Sam Eaton: It's called FutureGen. And it would be the first commercial scale coal plant in the world to trap and store its CO2 emissions underground. The Department of Energy today promised a little more than $1 billion in stimulus money to move the project forward. It's a victory for FutureGen Alliance. That's the group of coal companies and utilities backing the power plant.

CEO Michael Mudd says government support is essential for clean coal's future.

Michael Mudd: Like with any technology whether it's the first VCR, the first of a kind of an automobile or the first of the kind of any technology. You got to build 'em, get the bugs out, before you can have widespread acceptance by the marketplace.

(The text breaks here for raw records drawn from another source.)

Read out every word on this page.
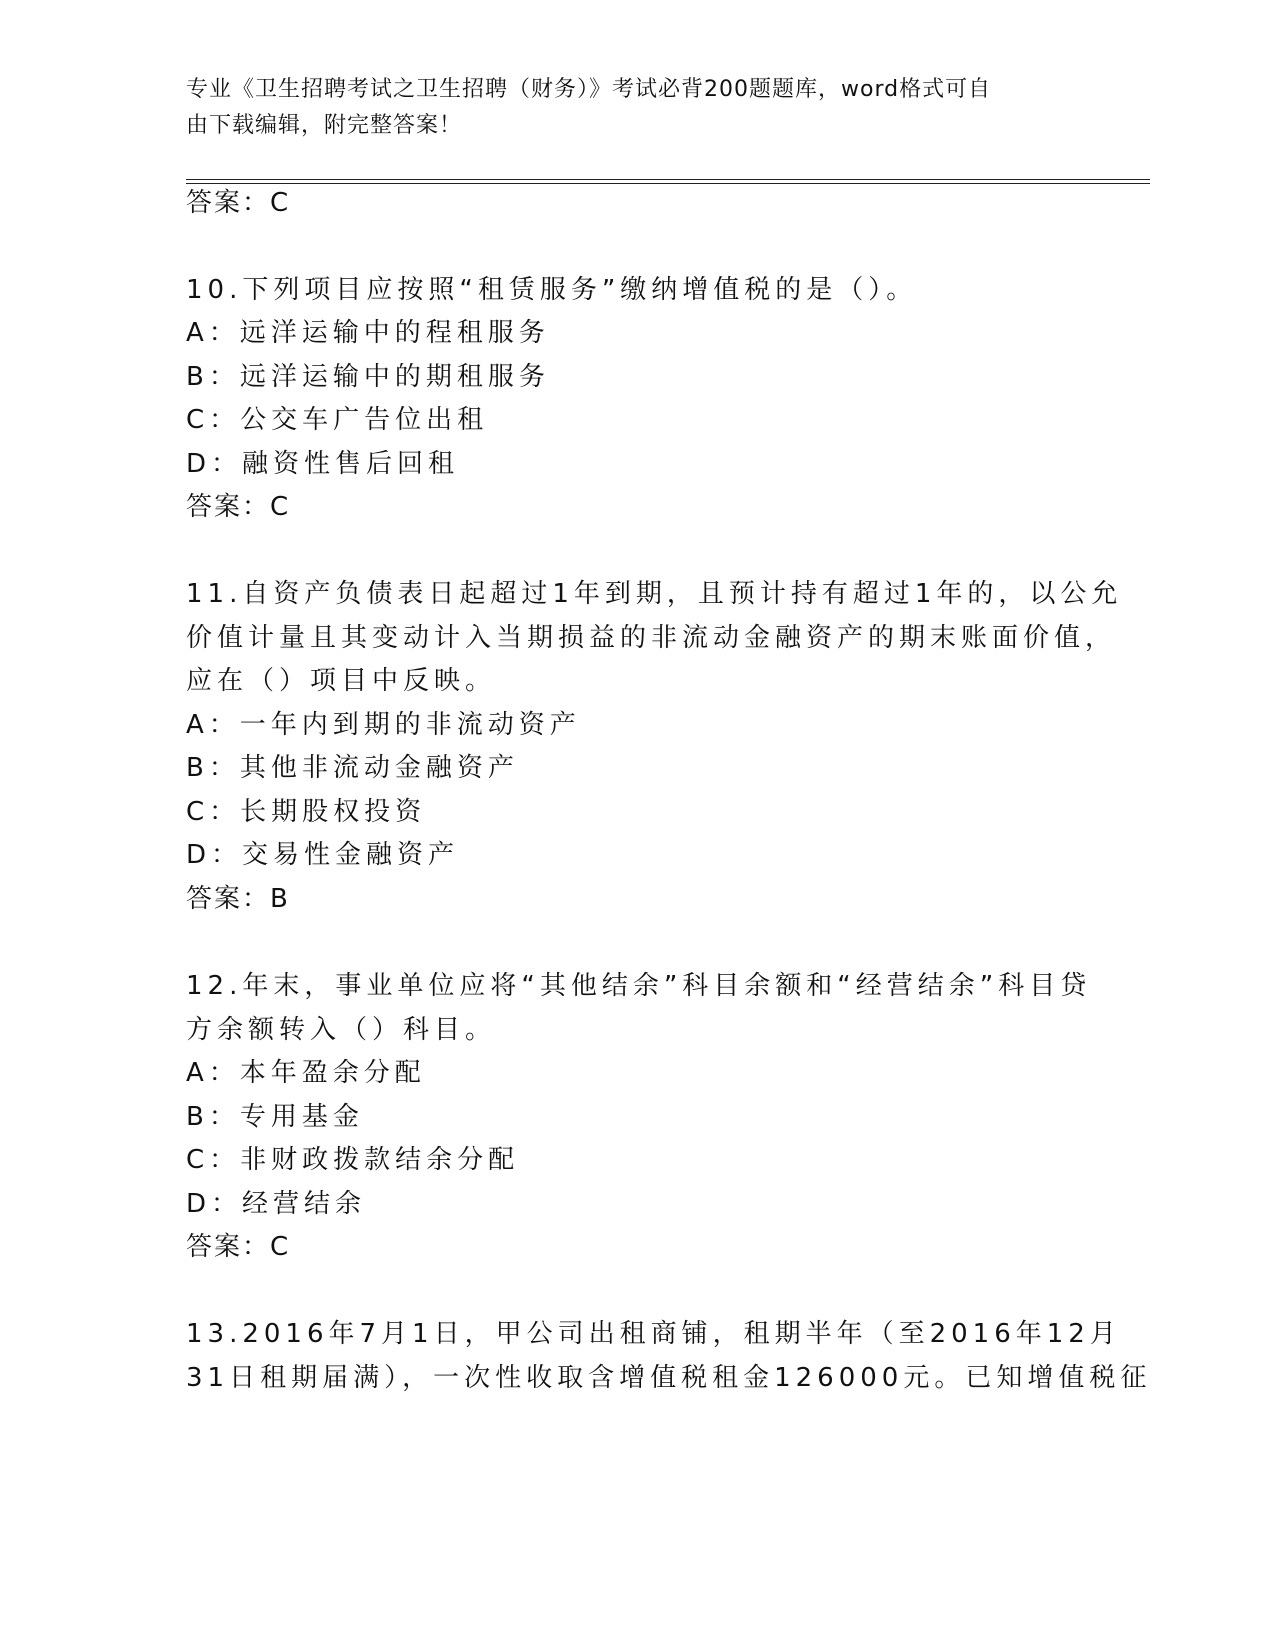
专业《卫生招聘考试之卫生招聘（财务）》考试必背200题题库，word格式可自
由下载编辑，附完整答案！
答案：C
10.下列项目应按照“租赁服务”缴纳增值税的是（）。
A：远洋运输中的程租服务
B：远洋运输中的期租服务
C：公交车广告位出租
D：融资性售后回租
答案：C
11.自资产负债表日起超过1年到期，且预计持有超过1年的，以公允
价值计量且其变动计入当期损益的非流动金融资产的期末账面价值，
应在（）项目中反映。
A：一年内到期的非流动资产
B：其他非流动金融资产
C：长期股权投资
D：交易性金融资产
答案：B
12.年末，事业单位应将“其他结余”科目余额和“经营结余”科目贷
方余额转入（）科目。
A：本年盈余分配
B：专用基金
C：非财政拨款结余分配
D：经营结余
答案：C
13.2016年7月1日，甲公司出租商铺，租期半年（至2016年12月
31日租期届满），一次性收取含增值税租金126000元。已知增值税征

Half of the nation's electricity comes from coal, so the stakes couldn't be any higher. It could also position U.S. companies to one day sell the technology to country's like China instead of the other way around.

But George Peridas with the Natural Resources Defense Council says technology has nothing to do with clean coal's success or failure.

George Peridas: We already know that this can be done. The reason you haven't seen more of these projects is because there's no underlying economic driver to do this.

In other words, so long as pumping CO2 into the atmosphere is free, why would utilities pay extra to pump it underground? Peridas says absent a mandatory cap on carbon emissions, like the one now being considered in Congress, FutureGen's future won't be very bright.

In Los Angeles, I'm Sam Eaton for Marketplace.